Через полчаса раздались выстрелы. Позднее в лесу мы обнаружили несколько засохших елочек. Их можно было вырвать рукой, потому что они были просто воткнуты в песчаные холмики.
Расстрелянные были марксистами, как тогда говорили. Стало быть, погибли за идею. Но ведь идею не убьешь пулей и не зароешь в лесу!
Они немного помолчали, будто увидели перед собой те елочки, что можно было вырвать рукой.
Эгле зажег свет, и они обнаружили, что бутылка пуста.
— И для чего ты мне рассказываешь про самый что ни на есть мрак? — вздохнул Мурашка.
— Потому что это самое важное в моей биографии. Кто-то в темноте выпил наше вино.

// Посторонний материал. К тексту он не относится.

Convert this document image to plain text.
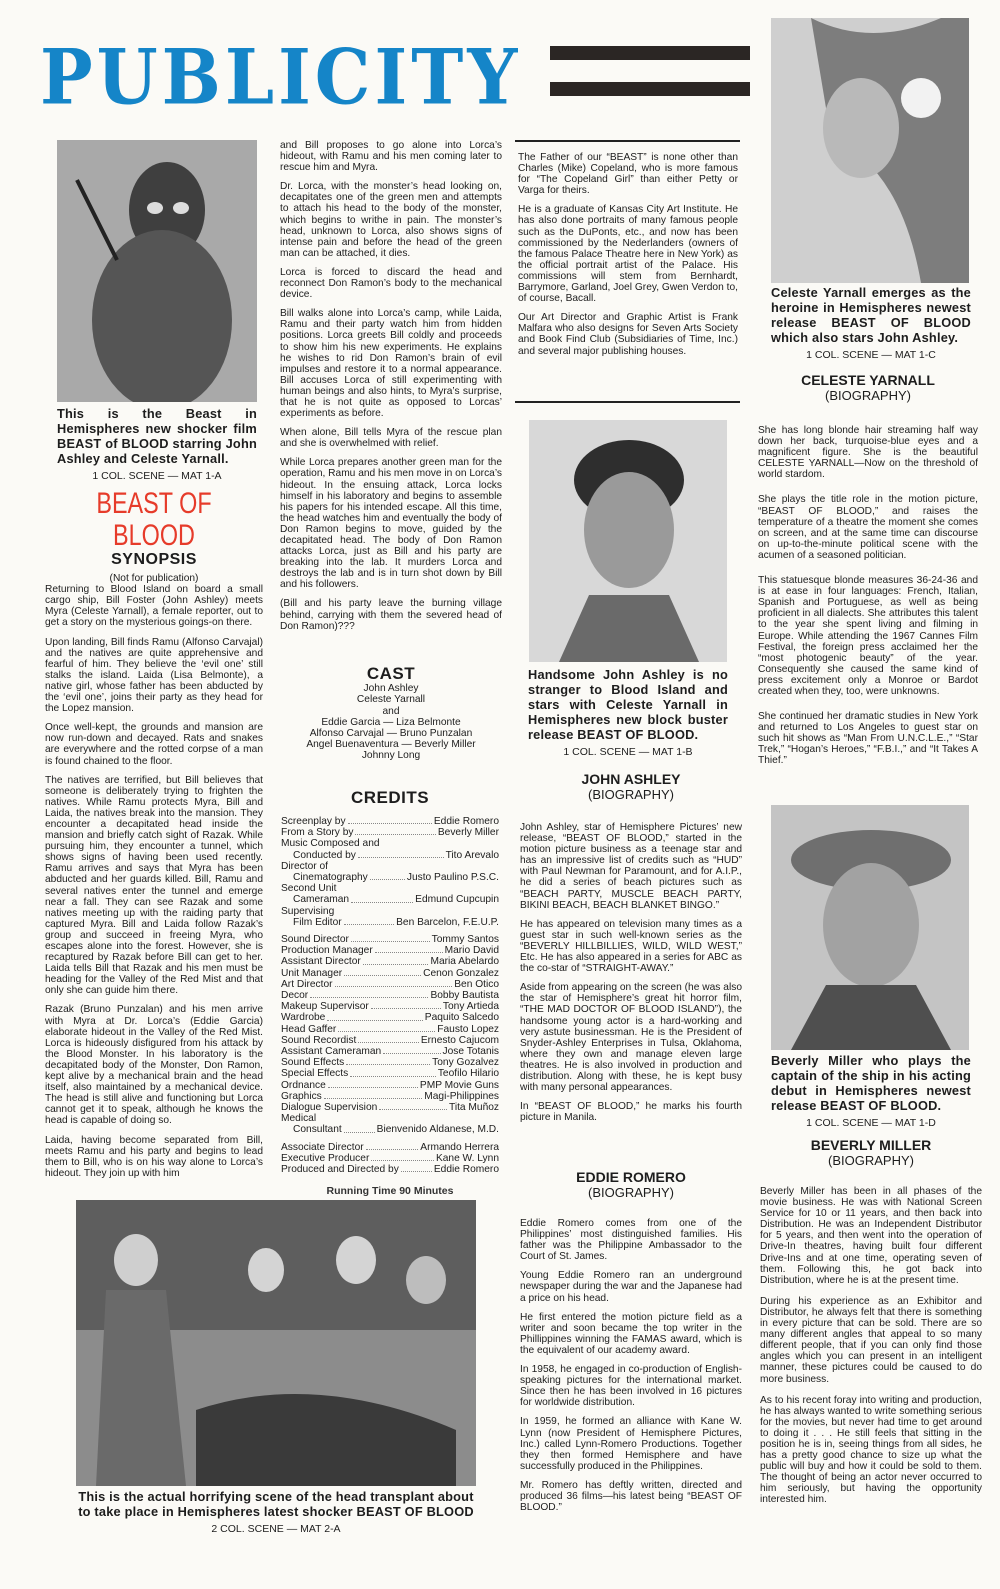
PUBLICITY
This is the Beast in Hemispheres new shocker film BEAST of BLOOD starring John Ashley and Celeste Yarnall.
1 COL. SCENE — MAT 1-A
BEAST OF BLOOD
SYNOPSIS
(Not for publication)

Returning to Blood Island on board a small cargo ship, Bill Foster (John Ashley) meets Myra (Celeste Yarnall), a female reporter, out to get a story on the mysterious goings-on there.

Upon landing, Bill finds Ramu (Alfonso Carvajal) and the natives are quite apprehensive and fearful of him. They believe the ‘evil one’ still stalks the island. Laida (Lisa Belmonte), a native girl, whose father has been abducted by the ‘evil one’, joins their party as they head for the Lopez mansion.

Once well-kept, the grounds and mansion are now run-down and decayed. Rats and snakes are everywhere and the rotted corpse of a man is found chained to the floor.

The natives are terrified, but Bill believes that someone is deliberately trying to frighten the natives. While Ramu protects Myra, Bill and Laida, the natives break into the mansion. They encounter a decapitated head inside the mansion and briefly catch sight of Razak. While pursuing him, they encounter a tunnel, which shows signs of having been used recently. Ramu arrives and says that Myra has been abducted and her guards killed. Bill, Ramu and several natives enter the tunnel and emerge near a fall. They can see Razak and some natives meeting up with the raiding party that captured Myra. Bill and Laida follow Razak’s group and succeed in freeing Myra, who escapes alone into the forest. However, she is recaptured by Razak before Bill can get to her. Laida tells Bill that Razak and his men must be heading for the Valley of the Red Mist and that only she can guide him there.

Razak (Bruno Punzalan) and his men arrive with Myra at Dr. Lorca’s (Eddie Garcia) elaborate hideout in the Valley of the Red Mist. Lorca is hideously disfigured from his attack by the Blood Monster. In his laboratory is the decapitated body of the Monster, Don Ramon, kept alive by a mechanical brain and the head itself, also maintained by a mechanical device. The head is still alive and functioning but Lorca cannot get it to speak, although he knows the head is capable of doing so.

Laida, having become separated from Bill, meets Ramu and his party and begins to lead them to Bill, who is on his way alone to Lorca’s hideout. They join up with him

and Bill proposes to go alone into Lorca’s hideout, with Ramu and his men coming later to rescue him and Myra.

Dr. Lorca, with the monster’s head looking on, decapitates one of the green men and attempts to attach his head to the body of the monster, which begins to writhe in pain. The monster’s head, unknown to Lorca, also shows signs of intense pain and before the head of the green man can be attached, it dies.

Lorca is forced to discard the head and reconnect Don Ramon’s body to the mechanical device.

Bill walks alone into Lorca’s camp, while Laida, Ramu and their party watch him from hidden positions. Lorca greets Bill coldly and proceeds to show him his new experiments. He explains he wishes to rid Don Ramon’s brain of evil impulses and restore it to a normal appearance. Bill accuses Lorca of still experimenting with human beings and also hints, to Myra’s surprise, that he is not quite as opposed to Lorcas’ experiments as before.

When alone, Bill tells Myra of the rescue plan and she is overwhelmed with relief.

While Lorca prepares another green man for the operation, Ramu and his men move in on Lorca’s hideout. In the ensuing attack, Lorca locks himself in his laboratory and begins to assemble his papers for his intended escape. All this time, the head watches him and eventually the body of Don Ramon begins to move, guided by the decapitated head. The body of Don Ramon attacks Lorca, just as Bill and his party are breaking into the lab. It murders Lorca and destroys the lab and is in turn shot down by Bill and his followers.

(Bill and his party leave the burning village behind, carrying with them the severed head of Don Ramon)???

CAST
John Ashley
Celeste Yarnall
and
Eddie Garcia — Liza Belmonte
Alfonso Carvajal — Bruno Punzalan
Angel Buenaventura — Beverly Miller
Johnny Long
CREDITS
Screenplay by	Eddie Romero
From a Story by	Beverly Miller
Music Composed and
Conducted by	Tito Arevalo
Director of
Cinematography	Justo Paulino P.S.C.
Second Unit
Cameraman	Edmund Cupcupin
Supervising
Film Editor	Ben Barcelon, F.E.U.P.
Sound Director	Tommy Santos
Production Manager	Mario David
Assistant Director	Maria Abelardo
Unit Manager	Cenon Gonzalez
Art Director	Ben Otico
Decor	Bobby Bautista
Makeup Supervisor	Tony Artieda
Wardrobe	Paquito Salcedo
Head Gaffer	Fausto Lopez
Sound Recordist	Ernesto Cajucom
Assistant Cameraman	Jose Totanis
Sound Effects	Tony Gozalvez
Special Effects	Teofilo Hilario
Ordnance	PMP Movie Guns
Graphics	Magi-Philippines
Dialogue Supervision	Tita Muñoz
Medical
Consultant	Bienvenido Aldanese, M.D.
Associate Director	Armando Herrera
Executive Producer	Kane W. Lynn
Produced and Directed by	Eddie Romero
Running Time 90 Minutes

The Father of our “BEAST” is none other than Charles (Mike) Copeland, who is more famous for “The Copeland Girl” than either Petty or Varga for theirs.

He is a graduate of Kansas City Art Institute. He has also done portraits of many famous people such as the DuPonts, etc., and now has been commissioned by the Nederlanders (owners of the famous Palace Theatre here in New York) as the official portrait artist of the Palace. His commissions will stem from Bernhardt, Barrymore, Garland, Joel Grey, Gwen Verdon to, of course, Bacall.

Our Art Director and Graphic Artist is Frank Malfara who also designs for Seven Arts Society and Book Find Club (Subsidiaries of Time, Inc.) and several major publishing houses.

Handsome John Ashley is no stranger to Blood Island and stars with Celeste Yarnall in Hemispheres new block buster release BEAST OF BLOOD.
1 COL. SCENE — MAT 1-B
JOHN ASHLEY
(BIOGRAPHY)

John Ashley, star of Hemisphere Pictures’ new release, “BEAST OF BLOOD,” started in the motion picture business as a teenage star and has an impressive list of credits such as “HUD” with Paul Newman for Paramount, and for A.I.P., he did a series of beach pictures such as “BEACH PARTY, MUSCLE BEACH PARTY, BIKINI BEACH, BEACH BLANKET BINGO.”

He has appeared on television many times as a guest star in such well-known series as the “BEVERLY HILLBILLIES, WILD, WILD WEST,” Etc. He has also appeared in a series for ABC as the co-star of “STRAIGHT-AWAY.”

Aside from appearing on the screen (he was also the star of Hemisphere’s great hit horror film, “THE MAD DOCTOR OF BLOOD ISLAND”), the handsome young actor is a hard-working and very astute businessman. He is the President of Snyder-Ashley Enterprises in Tulsa, Oklahoma, where they own and manage eleven large theatres. He is also involved in production and distribution. Along with these, he is kept busy with many personal appearances.

In “BEAST OF BLOOD,” he marks his fourth picture in Manila.

EDDIE ROMERO
(BIOGRAPHY)

Eddie Romero comes from one of the Philippines’ most distinguished families. His father was the Philippine Ambassador to the Court of St. James.

Young Eddie Romero ran an underground newspaper during the war and the Japanese had a price on his head.

He first entered the motion picture field as a writer and soon became the top writer in the Phillippines winning the FAMAS award, which is the equivalent of our academy award.

In 1958, he engaged in co-production of English-speaking pictures for the international market. Since then he has been involved in 16 pictures for worldwide distribution.

In 1959, he formed an alliance with Kane W. Lynn (now President of Hemisphere Pictures, Inc.) called Lynn-Romero Productions. Together they then formed Hemisphere and have successfully produced in the Philippines.

Mr. Romero has deftly written, directed and produced 36 films—his latest being “BEAST OF BLOOD.”

Celeste Yarnall emerges as the heroine in Hemispheres newest release BEAST OF BLOOD which also stars John Ashley.
1 COL. SCENE — MAT 1-C
CELESTE YARNALL
(BIOGRAPHY)

She has long blonde hair streaming half way down her back, turquoise-blue eyes and a magnificent figure. She is the beautiful CELESTE YARNALL—Now on the threshold of world stardom.

She plays the title role in the motion picture, “BEAST OF BLOOD,” and raises the temperature of a theatre the moment she comes on screen, and at the same time can discourse on up-to-the-minute political scene with the acumen of a seasoned politician.

This statuesque blonde measures 36-24-36 and is at ease in four languages: French, Italian, Spanish and Portuguese, as well as being proficient in all dialects. She attributes this talent to the year she spent living and filming in Europe. While attending the 1967 Cannes Film Festival, the foreign press acclaimed her the “most photogenic beauty” of the year. Consequently she caused the same kind of press excitement only a Monroe or Bardot created when they, too, were unknowns.

She continued her dramatic studies in New York and returned to Los Angeles to guest star on such hit shows as “Man From U.N.C.L.E.,” “Star Trek,” “Hogan’s Heroes,” “F.B.I.,” and “It Takes A Thief.”

Beverly Miller who plays the captain of the ship in his acting debut in Hemispheres newest release BEAST OF BLOOD.
1 COL. SCENE — MAT 1-D
BEVERLY MILLER
(BIOGRAPHY)

Beverly Miller has been in all phases of the movie business. He was with National Screen Service for 10 or 11 years, and then back into Distribution. He was an Independent Distributor for 5 years, and then went into the operation of Drive-In theatres, having built four different Drive-Ins and at one time, operating seven of them. Following this, he got back into Distribution, where he is at the present time.

During his experience as an Exhibitor and Distributor, he always felt that there is something in every picture that can be sold. There are so many different angles that appeal to so many different people, that if you can only find those angles which you can present in an intelligent manner, these pictures could be caused to do more business.

As to his recent foray into writing and production, he has always wanted to write something serious for the movies, but never had time to get around to doing it . . . He still feels that sitting in the position he is in, seeing things from all sides, he has a pretty good chance to size up what the public will buy and how it could be sold to them. The thought of being an actor never occurred to him seriously, but having the opportunity interested him.

This is the actual horrifying scene of the head transplant about to take place in Hemispheres latest shocker BEAST OF BLOOD
2 COL. SCENE — MAT 2-A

Эгле убрал пустую бутылку, затем снял с книжной полки два толстых словаря. За ними оказалась плоская фляга.
— Медицинский спирт плюс аква фонтанеа. — Он налил Мурашке и себе в маленькие глиняные кружечки. — После войны мне трудно было поверить в то, что люди бывают только хорошие. Я по-прежнему продолжал, видеть свой долг в помощи человеку, считал, что обязан выполнять священную клятву, записанную в дипломе врача, — облегчать страдания больных. Этим я и занимался, напоминая самому себе: помогай другим, но сам ты не более как скальпель в руках медицины. Кстати, знаешь, вскоре после войны один ответственный товарищ в министерстве спросил меня: «Значит, во время немецкой оккупации вы продолжали работать в санатории и считались главным врачом?» — «Да». — «Значит, оказывали содействие оккупантам?» — «Об этом спросите у оккупантов и больных — кому я оказывал содействие», — ответил я. «Чего там спрашивать, это и так ясно, из фактов. Что ж, работайте пока». Я вышел от него как оплеванный, и это ощущение не покидало меня несколько лет. И тогда я вложил в альбом вот эту пластинку. — Эгле вынул последнюю.
Полилась плавная мелодия. В ней не было тревоги и напряжения борьбы, как в «Эгмонте», не слышалось и щемящей грусти, как в романсе Глинки. Она была чиста и прозрачна, как трель жаворонка над весенней рощей.